Toplumdaki talasemi taşıyıcıları, olağan görünümde olduklarından, özel talasemi testleri yapılmadıkça taşıyıcı olup olmadıklarının anlaşılmasının da mümkün olmayacağını hatırlatan Yeditepe Üniversitesi Hastaneleri Enfeksiyon Hastalıkları ve Tıbbi Mikrobiyoloji uzmanı Prof. Dr. Sönmezoğlu, “Bu sebeple riskli bölgelerde yaşayan gençlerin kesinlikle evlilik öncesi talasemi testi yaptırmaları gerekir” dedi.
Hemoglobinopati denetim programında; evlilik öncesi evlenecek olan çiftlerin taranması ve hasta yahut taşıyıcı çıkan bireylerin öteki aile fertlerinin ve akrabalarının tarandığını belirten Prof.
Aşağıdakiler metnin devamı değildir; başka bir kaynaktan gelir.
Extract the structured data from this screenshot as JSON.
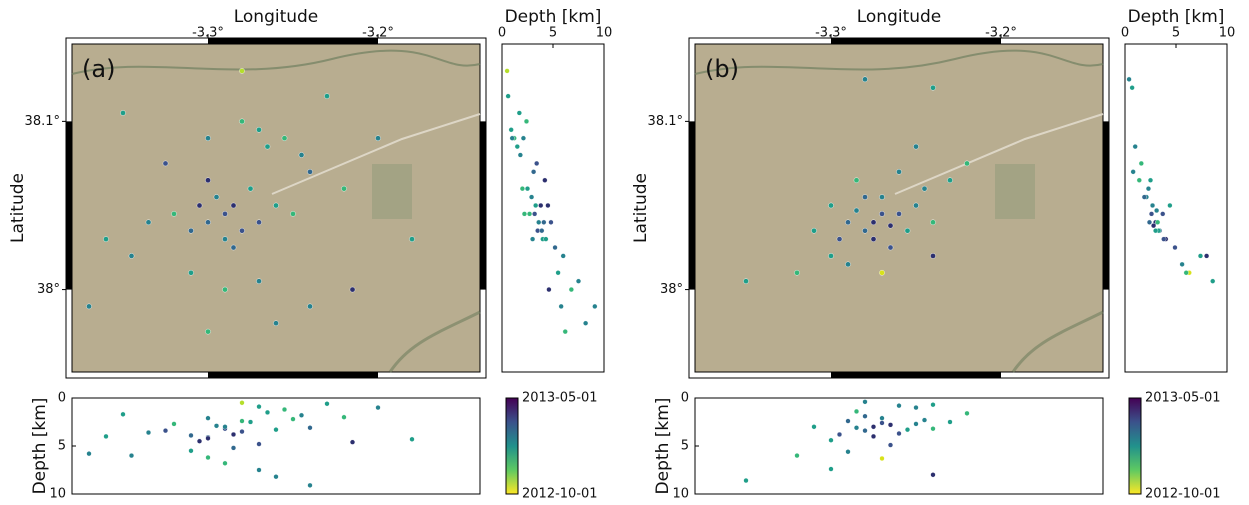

Dr. Sönmezoğlu, “Ayrıca geleceğin ebeveynleri olarak ortaöğretimde okuyan öğrencilere yönelik Hemoglobinopati eğitim ve tarama programları uygulanması da farklı bir değer arz etmektedir. Bunların dışında tabibin yahut kişinin kendi isteği ile Hemoglobinopati testi uygulanabilir. “diye konuştu.